A Assembleia resultante destas eleições, além da ratificação e fiscalização dos actos do Governo Provisório - mecanismos comuns a todos os regimes parlamentares, que através deles "absolviam" os actos legislativos praticados em ditadura, isto é, sem controlo do Parlamento -, tinha a missão de elaborar uma nova Constituição. Este objectivo deu-se por cumprido a 21 de Agosto de 1911. Esperava-se que ficasse, assim, completo o quadro que permitiria à Inglaterra e restantes potências europeias normalizar as relações diplomáticas com a República Portuguesa.

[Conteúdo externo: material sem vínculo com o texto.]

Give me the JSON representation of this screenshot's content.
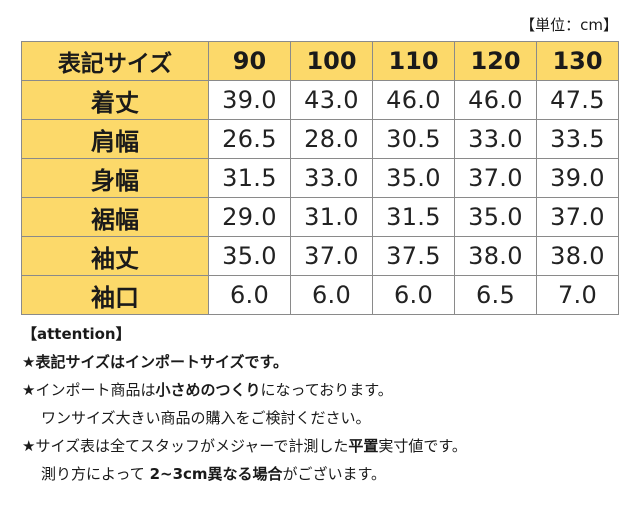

Mas as autoridades inglesas fizeram saber que não bastaria ratificar parlamentarmente os actos do Governo nem aprovar uma Constituição para considerarem encerrado o processo de legitimação. Seria preciso constituir os novos órgãos nela previstos. E estes eram: um Parlamento formado por duas câmaras electivas, a Câmara dos Deputados e o Senado, e um Presidente da República eleito em congresso (ou seja, em reunião conjunta das duas câmaras).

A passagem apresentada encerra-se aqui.